Administrative bloat.

8 05 2011

You’ve probably seen this article already [How can I pass up a chance to write on something called “Faulty Towers?”], but there’s so much there to work with [The Yale English Department throws a party if half of its Ph.D.s get tenure track jobs? Yale?] that I think you can use another blog post about it.

How about this?:

From 1976 to 2001, the number of nonfaculty professionals ballooned nearly 240 percent, growing more than three times as fast as the faculty. Coaching staffs and salaries have grown without limit; athletic departments are virtually separate colleges within universities now, competing (successfully) with academics. The size of presidential salaries—more than $1 million in several dozen cases—has become notorious. Nor is it only the presidents; the next six most highly paid administrative officers at Yale averaged over $430,000 in 2007. As Gaye Tuchman explains in Wannabe U (2009), a case study in the sorrows of academic corporatization, deans, provosts and presidents are no longer professors who cycle through administrative duties and then return to teaching and research. Instead, they have become a separate stratum of managerial careerists, jumping from job to job and organization to organization like any other executive: isolated from the faculty and its values, loyal to an ethos of short-term expansion, and trading in the business blather of measurability, revenue streams, mission statements and the like. They do not have the long-term health of their institutions at heart. They want to pump up the stock price (i.e., U.S. News and World Report ranking) and move on to the next fat post.

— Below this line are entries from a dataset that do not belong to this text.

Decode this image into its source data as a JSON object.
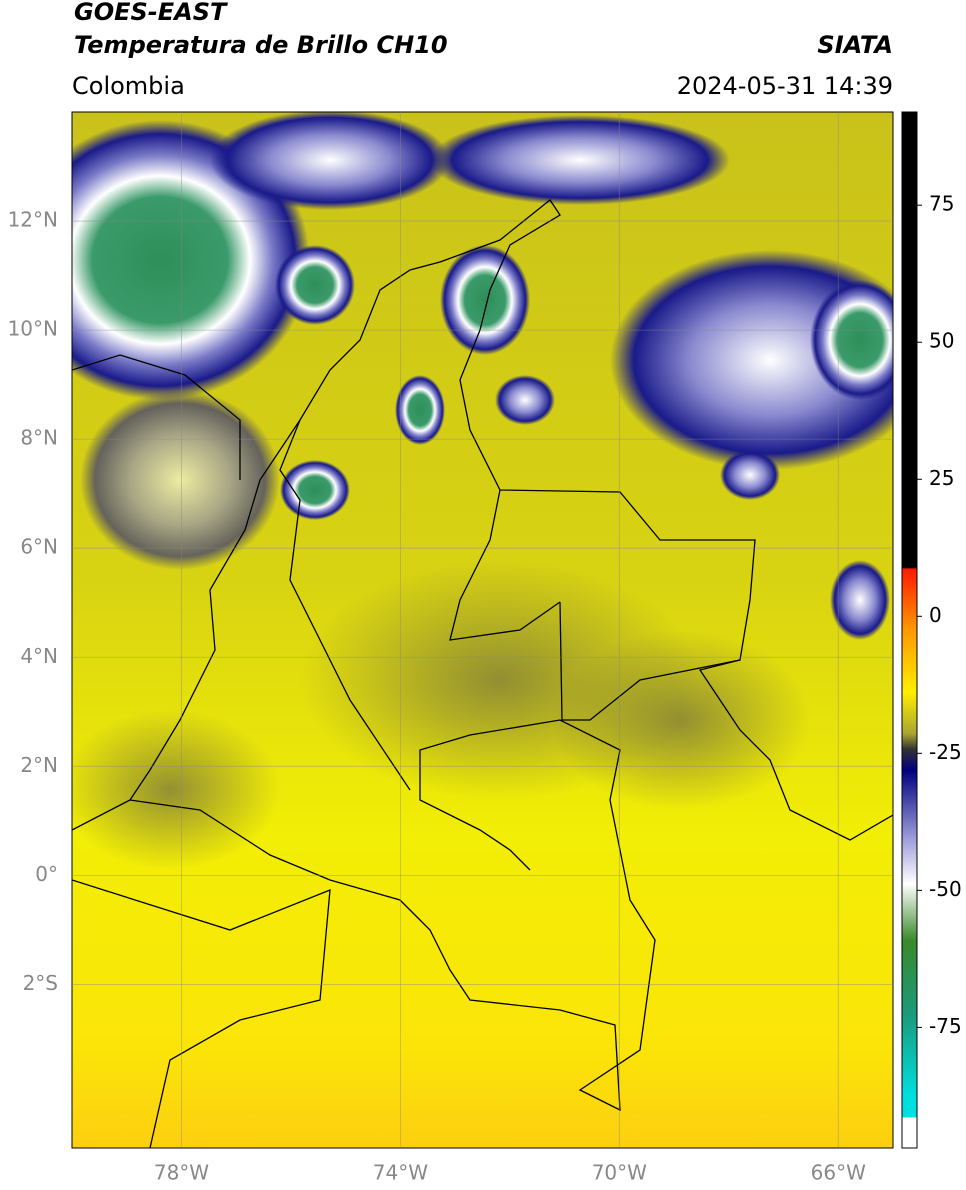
{
  "header": {
    "title": "GOES-EAST",
    "subtitle": "Temperatura de Brillo CH10",
    "region": "Colombia",
    "source": "SIATA",
    "timestamp": "2024-05-31 14:39"
  },
  "map": {
    "lon_range": [
      -80,
      -65
    ],
    "lat_range": [
      -5,
      14
    ],
    "lat_ticks": [
      {
        "value": 12,
        "label": "12°N"
      },
      {
        "value": 10,
        "label": "10°N"
      },
      {
        "value": 8,
        "label": "8°N"
      },
      {
        "value": 6,
        "label": "6°N"
      },
      {
        "value": 4,
        "label": "4°N"
      },
      {
        "value": 2,
        "label": "2°N"
      },
      {
        "value": 0,
        "label": "0°"
      },
      {
        "value": -2,
        "label": "2°S"
      }
    ],
    "lon_ticks": [
      {
        "value": -78,
        "label": "78°W"
      },
      {
        "value": -74,
        "label": "74°W"
      },
      {
        "value": -70,
        "label": "70°W"
      },
      {
        "value": -66,
        "label": "66°W"
      }
    ]
  },
  "colorbar": {
    "range": [
      -97,
      92
    ],
    "ticks": [
      75,
      50,
      25,
      0,
      -25,
      -50,
      -75
    ]
  }
}
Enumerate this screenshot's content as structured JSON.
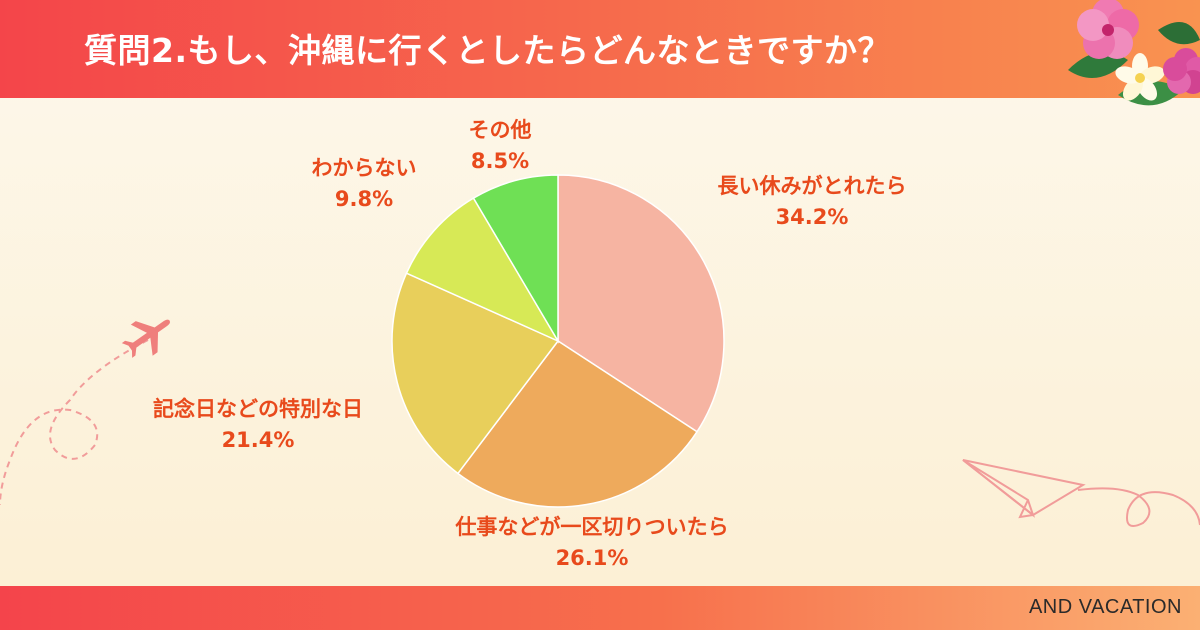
{
  "header": {
    "title": "質問2.もし、沖縄に行くとしたらどんなときですか？"
  },
  "footer": {
    "brand": "AND VACATION"
  },
  "colors": {
    "banner_start": "#f4454a",
    "banner_end": "#f99350",
    "label_text": "#e84a1c"
  },
  "chart_data": {
    "type": "pie",
    "title": "質問2.もし、沖縄に行くとしたらどんなときですか？",
    "start": "12 o'clock",
    "direction": "clockwise",
    "slices": [
      {
        "label": "長い休みがとれたら",
        "value": 34.2,
        "value_label": "34.2%",
        "color": "#f6b4a2"
      },
      {
        "label": "仕事などが一区切りついたら",
        "value": 26.1,
        "value_label": "26.1%",
        "color": "#eeaa5c"
      },
      {
        "label": "記念日などの特別な日",
        "value": 21.4,
        "value_label": "21.4%",
        "color": "#e8cf5b"
      },
      {
        "label": "わからない",
        "value": 9.8,
        "value_label": "9.8%",
        "color": "#d7e956"
      },
      {
        "label": "その他",
        "value": 8.5,
        "value_label": "8.5%",
        "color": "#6fe055"
      }
    ]
  },
  "decorations": {
    "flowers": "hibiscus-flowers",
    "airplane": "airplane-icon",
    "paper_plane": "paper-plane-icon"
  }
}
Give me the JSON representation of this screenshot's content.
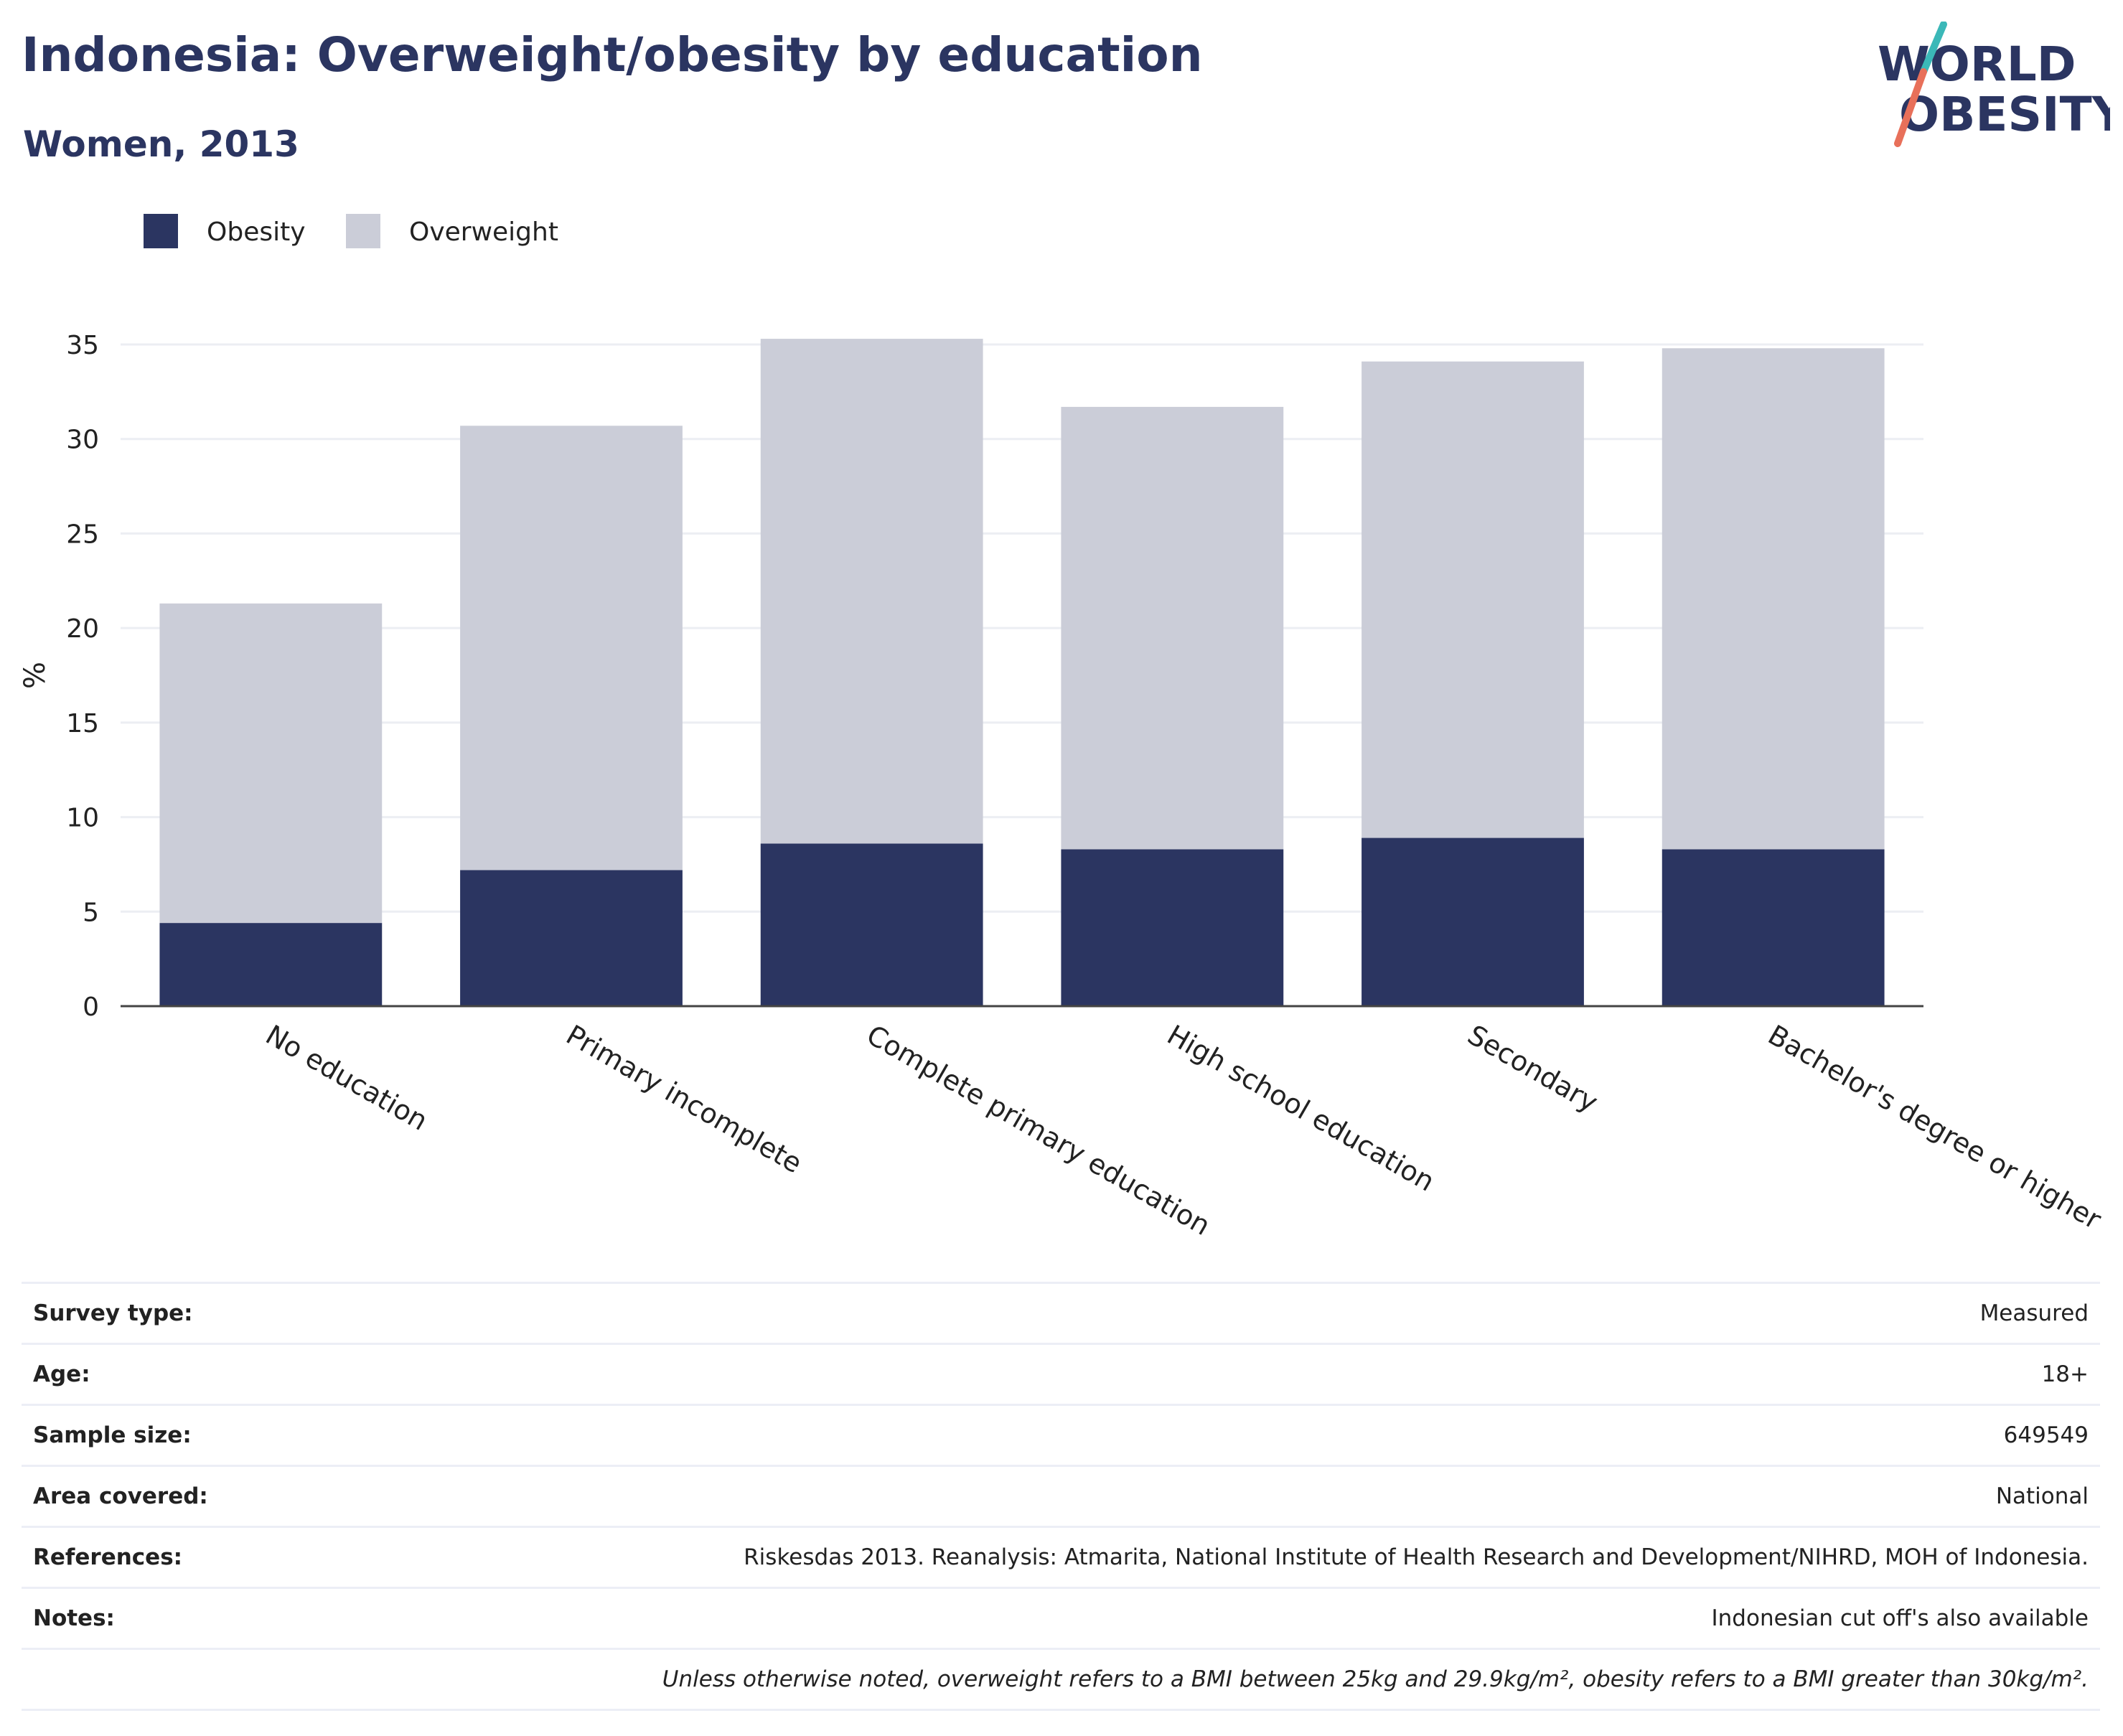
{
  "header": {
    "title": "Indonesia: Overweight/obesity by education",
    "subtitle": "Women, 2013"
  },
  "logo": {
    "line1": "WORLD",
    "line2": "OBESITY"
  },
  "colors": {
    "obesity": "#2b3561",
    "overweight": "#cbcdd8",
    "accent_teal": "#3bb8b8",
    "accent_coral": "#e8705a",
    "title": "#2b3561"
  },
  "chart_data": {
    "type": "bar",
    "stacked": true,
    "categories": [
      "No education",
      "Primary incomplete",
      "Complete primary education",
      "High school education",
      "Secondary",
      "Bachelor's degree or higher"
    ],
    "series": [
      {
        "name": "Obesity",
        "values": [
          4.4,
          7.2,
          8.6,
          8.3,
          8.9,
          8.3
        ]
      },
      {
        "name": "Overweight",
        "values": [
          16.9,
          23.5,
          26.7,
          23.4,
          25.2,
          26.5
        ]
      }
    ],
    "ylabel": "%",
    "xlabel": "",
    "ylim": [
      0,
      35
    ],
    "yticks": [
      "0",
      "5",
      "10",
      "15",
      "20",
      "25",
      "30",
      "35"
    ],
    "legend": "top-left",
    "grid": true
  },
  "info": {
    "rows": [
      {
        "key": "Survey type:",
        "value": "Measured"
      },
      {
        "key": "Age:",
        "value": "18+"
      },
      {
        "key": "Sample size:",
        "value": "649549"
      },
      {
        "key": "Area covered:",
        "value": "National"
      },
      {
        "key": "References:",
        "value": "Riskesdas 2013. Reanalysis: Atmarita, National Institute of Health Research and Development/NIHRD, MOH of Indonesia."
      },
      {
        "key": "Notes:",
        "value": "Indonesian cut off's also available"
      }
    ],
    "footnote": "Unless otherwise noted, overweight refers to a BMI between 25kg and 29.9kg/m², obesity refers to a BMI greater than 30kg/m²."
  }
}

That explains where all the money they’re saving on contingent faculty is going: Associate deans and presidential search expenses.




3 responses

9 05 2011
Middle Seaman

Why should universities be any different than other organizations? It is a society that is hell bound on enriching the very few through the sweat of the many.

Change comes only with the guillotine.

9 05 2011
Why it’s time to strike the word “bubble” from my vocabulary. « More or Less Bunk

[…] as a result. A piece of the mother of all “higher education in crisis” articles (which I linked to last night) can help me make this point better: Online courses, distance learning, do-it-yourself instruction: […]

9 05 2011


Thanks for pointing this out. I let my Nation subscription lapse in 2008, and haven’t been so happy in years, but occasionally I miss articles of interest (plus Jon Wiener.)

This: At Yale, we were overjoyed if half our graduating students found positions. That’s right—half. Imagine running a medical school on that basis. As Christopher Newfield points out in Unmaking the Public University (2008), that’s the kind of unemployment rate you’d expect to find among inner-city high school dropouts. And this was before the financial collapse. In the past three years, the market has been a bloodbath: often only a handful of jobs in a given field, sometimes fewer, and as always, hundreds of people competing for each one.

I don’t quite buy this. There’s no reason the author would know this, since he’s taught only at institutions that ran the gamut from Columbia to Yale, but my guess is that my department gets only 100 apps. for U.S. History jobs, and a lot fewer depending on which field/s we’re hiring in. I’ve chaired a search that had fewer than 40 apps., and I’ve also served on a committee with a similar number of apps. Your numbers may be even lower, since your teaching load is higher & you’re farther from Denver, IIRC. (And how many apps did you get from Yale Ph.D.’s for the position you filled this year?)

Does it make a huge difference to the unlucky ones who don’t get offered a job that there were “only” 49 other competitors instead of 149 or 249? No. But one of the secrets of academia is the fact that one’s odds are a LOT better of getting a job if it’s in a location more than 3 hours outside of New York, Philadelphia, Washington, Boston, Chicago, San Francisco, LA, and Seattle.